Тетя Мер клялась, клялась, клялась Мэлу, что на этот раз она хотела принять только парочку таблеток, как и было указано в инструкции. Она решила запить их водкой, а не водой, чтобы они сработали быстрее. Она так долго оставалась без сна, что приняла еще парочку, просто чтобы убедиться в том, что они сработают. Потом она забыла, сколько таблеток уже выпила, и поэтому приняла еще одну, на всякий случай. А потом еще одну. И только после этого она уснула. Тетя Мер узнала, что выпила слишком много таблеток и слишком много водки, только проснувшись в больнице и обнаружив, что она опять в психиатрическом отделении для самоубийц. И даже тогда она не сразу поняла, что происходит, — в голове у нее царил туман. Она ведь так долго не спала.
Я, конечно, понимала, почему мои родители приняли такое решение. Однажды я услышала, как они говорят об этом: Мэл и Виктория не должны страдать из-за того, что их мама больна. Но тогда я не думала, что решением этой проблемы станет наша разлука.
— Это несправедливо. Мы должны держаться вместе, — сказала я. — Это несправедливо. Почему они должны ехать в Бирмингем? Мы больше не увидимся. А это несправедливо. Мы ведь не сделали ничего плохого.
— Никто не сделал ничего плохого, — ответил папа. — Это просто единственный выход.
Я уже открыла рот, собираясь вступить в спор, но Мэл повернулся ко мне и положил ладонь мне на руку, прося меня замолчать. Я хотела спросить, почему он так делает, и вдруг увидела, что он смотрит на Викторию. Наша малышка опустила голову, ее длинные белокурые локоны закрывали лицо, а на темную столешницу капали слезы. Ей было всего восемь, но ее рост, ее манеры, сквозившая в каждом жесте тоска заставляли ее выглядеть старше. Мэл поднялся, подошел к сестре и взял ее за руку.
— Пойдем прогуляемся, — сказал он.
Обычно он говорил так Корди, когда та капризничала. А такое случалось часто. Иногда Мэл вел на прогулку и Викторию, особенно если та грустила.

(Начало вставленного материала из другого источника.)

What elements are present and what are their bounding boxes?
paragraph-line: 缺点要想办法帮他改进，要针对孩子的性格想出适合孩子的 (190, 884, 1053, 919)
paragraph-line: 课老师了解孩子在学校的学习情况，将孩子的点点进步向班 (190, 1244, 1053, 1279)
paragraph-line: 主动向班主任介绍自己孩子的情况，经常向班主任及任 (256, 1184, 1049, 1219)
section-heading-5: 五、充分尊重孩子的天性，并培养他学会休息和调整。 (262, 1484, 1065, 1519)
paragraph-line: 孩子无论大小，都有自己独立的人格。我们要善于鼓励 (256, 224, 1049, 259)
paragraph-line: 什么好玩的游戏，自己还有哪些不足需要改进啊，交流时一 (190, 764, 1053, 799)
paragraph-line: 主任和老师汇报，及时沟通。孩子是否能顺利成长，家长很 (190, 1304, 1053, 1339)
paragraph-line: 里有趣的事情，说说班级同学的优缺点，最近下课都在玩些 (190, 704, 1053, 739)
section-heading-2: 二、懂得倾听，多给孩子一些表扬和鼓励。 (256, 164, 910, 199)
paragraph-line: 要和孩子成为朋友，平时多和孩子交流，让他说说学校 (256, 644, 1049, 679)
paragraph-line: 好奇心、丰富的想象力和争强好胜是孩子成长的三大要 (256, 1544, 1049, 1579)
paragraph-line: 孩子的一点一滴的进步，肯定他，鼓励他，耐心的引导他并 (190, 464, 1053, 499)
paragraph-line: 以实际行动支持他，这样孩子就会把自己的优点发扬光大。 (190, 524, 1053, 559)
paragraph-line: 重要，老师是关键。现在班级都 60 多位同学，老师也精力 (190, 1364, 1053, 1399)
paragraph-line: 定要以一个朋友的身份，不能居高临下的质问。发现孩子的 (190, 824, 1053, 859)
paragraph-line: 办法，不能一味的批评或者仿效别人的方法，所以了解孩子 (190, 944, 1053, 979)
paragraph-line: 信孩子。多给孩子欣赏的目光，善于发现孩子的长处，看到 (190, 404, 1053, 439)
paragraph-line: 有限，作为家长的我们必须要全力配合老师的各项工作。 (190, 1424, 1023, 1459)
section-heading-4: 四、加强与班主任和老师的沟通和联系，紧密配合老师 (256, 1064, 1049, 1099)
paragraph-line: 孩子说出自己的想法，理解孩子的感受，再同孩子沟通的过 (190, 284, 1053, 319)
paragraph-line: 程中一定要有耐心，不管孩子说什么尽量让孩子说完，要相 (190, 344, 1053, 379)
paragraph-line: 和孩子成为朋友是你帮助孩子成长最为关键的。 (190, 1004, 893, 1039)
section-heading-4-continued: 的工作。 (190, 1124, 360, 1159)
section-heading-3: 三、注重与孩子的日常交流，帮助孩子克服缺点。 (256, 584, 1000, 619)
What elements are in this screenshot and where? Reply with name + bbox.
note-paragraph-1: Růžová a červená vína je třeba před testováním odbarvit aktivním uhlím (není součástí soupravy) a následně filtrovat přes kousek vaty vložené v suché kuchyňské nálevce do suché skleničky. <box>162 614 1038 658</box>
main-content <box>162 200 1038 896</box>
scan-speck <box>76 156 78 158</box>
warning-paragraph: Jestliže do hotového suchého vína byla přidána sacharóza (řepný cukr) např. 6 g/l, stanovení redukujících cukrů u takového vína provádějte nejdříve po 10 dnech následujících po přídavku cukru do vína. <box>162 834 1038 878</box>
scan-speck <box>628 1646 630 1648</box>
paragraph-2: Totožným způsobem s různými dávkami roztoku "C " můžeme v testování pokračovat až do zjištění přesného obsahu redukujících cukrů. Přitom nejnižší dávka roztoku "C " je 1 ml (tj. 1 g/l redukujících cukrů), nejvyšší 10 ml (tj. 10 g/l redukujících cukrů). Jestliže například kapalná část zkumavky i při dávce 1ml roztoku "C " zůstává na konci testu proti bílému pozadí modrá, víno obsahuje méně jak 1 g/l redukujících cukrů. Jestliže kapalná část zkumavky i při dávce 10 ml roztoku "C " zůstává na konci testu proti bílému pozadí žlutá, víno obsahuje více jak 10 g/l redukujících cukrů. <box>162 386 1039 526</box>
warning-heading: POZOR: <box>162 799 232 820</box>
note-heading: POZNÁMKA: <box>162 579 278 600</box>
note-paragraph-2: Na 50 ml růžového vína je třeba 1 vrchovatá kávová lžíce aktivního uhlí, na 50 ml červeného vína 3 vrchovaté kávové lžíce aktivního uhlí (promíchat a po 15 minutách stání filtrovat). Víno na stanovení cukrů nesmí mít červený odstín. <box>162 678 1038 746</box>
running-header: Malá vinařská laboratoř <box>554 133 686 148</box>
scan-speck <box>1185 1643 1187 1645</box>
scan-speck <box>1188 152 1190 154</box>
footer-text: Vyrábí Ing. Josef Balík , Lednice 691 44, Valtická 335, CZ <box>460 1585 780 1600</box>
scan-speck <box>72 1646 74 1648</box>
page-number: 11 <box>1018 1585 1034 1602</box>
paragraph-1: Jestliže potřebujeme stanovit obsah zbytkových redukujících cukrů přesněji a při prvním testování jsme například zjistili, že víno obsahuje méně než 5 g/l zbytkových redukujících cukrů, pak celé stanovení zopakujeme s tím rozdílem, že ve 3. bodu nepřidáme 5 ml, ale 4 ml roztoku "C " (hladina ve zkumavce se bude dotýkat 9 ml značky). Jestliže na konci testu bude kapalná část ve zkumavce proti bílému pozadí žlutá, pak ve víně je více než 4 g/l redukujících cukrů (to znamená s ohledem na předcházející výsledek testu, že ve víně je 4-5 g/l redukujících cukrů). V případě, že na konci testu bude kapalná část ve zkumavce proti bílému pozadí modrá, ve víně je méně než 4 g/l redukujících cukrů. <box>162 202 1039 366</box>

Он вел на прогулку меня, если мы ссорились и Мэл хотел помириться. Но сейчас он произнес эту фразу с такой тоской в голосе, тоской и страхом…
Они гуляли около получаса. За это время мама успела выпить чашку чая, папа — кофе, а мы с Корди — какао. Корди напевала рекламу какао фирмы «Оувалтин». Хотя мелодия была очень прилипчивой, да и певица из Корди никудышная — если она не знает каких-то слов, то просто поет «прам-пара-рам», — никто не сказал ей помолчать.
— Виктория пошла в комнату Новы, она хочет подремать немного, — сказал Мэл, садясь за стол. Сейчас он казался таким взрослым… — Она согласна переехать в Бирмингем. Согласна поступить в интернат. Спасибо, дядя Фрэнк и тетя Хоуп, это именно то, что ей нужно. Виктория больше не желает жить здесь, но она не хочет, чтобы мы сердились на нее из-за этого решения.
— Никто на нее не рассердится! — хором воскликнули мы с папой. Мама улыбнулась.
— А я останусь, — продолжил Мэл. — Я не могу оставить маму. Я никогда не оставлю маму.
То, как он это сказал, его тон, его жесты — все это свидетельствовало о том, что Мэл принял решение и не отступится от него.
— Мы понимаем, — кивнула мама.
— Да, понимаем, — поддержал ее папа.
Все помолчали, раздумывая над тем, как изменится наша жизнь. Когда Виктория уедет, она перестанет быть частью нашей семьи. Мы не будем видеться каждый день, у нас не будет общих воспоминаний, шуток и семейных словечек. Нам будет трудно общаться с ней. Да, она останется близким нам человеком, но это будет уже не та близость, как прежде. И неважно, насколько часто она будет приезжать. Мы все равно будем знать, что наше детство прошло в разлуке. И мы выросли в разных местах. Рядом с разными людьми.
— Ладно, — наконец нарушила тишину Корди. — Если Мальволио не едет в интернат, можно я поеду вместо него?
Позже тем вечером Мэл сказал мне:
— Жаль, что папы нет рядом.
Мы выбрались из спальни и сидели на ступеньках крыльца на заднем дворике, любуясь садом и изгородью, закрывавшей от нашего взора железнодорожное полотно. (Наверное, мама и папа знали, что мы сидим здесь. Во-первых, мы передвигались с изяществом стада слонов. А во-вторых, мама с папой вообще, похоже, обо всем знали. Поэтому они так и расстроились, когда тетя Мер добралась до снотворного и водки.)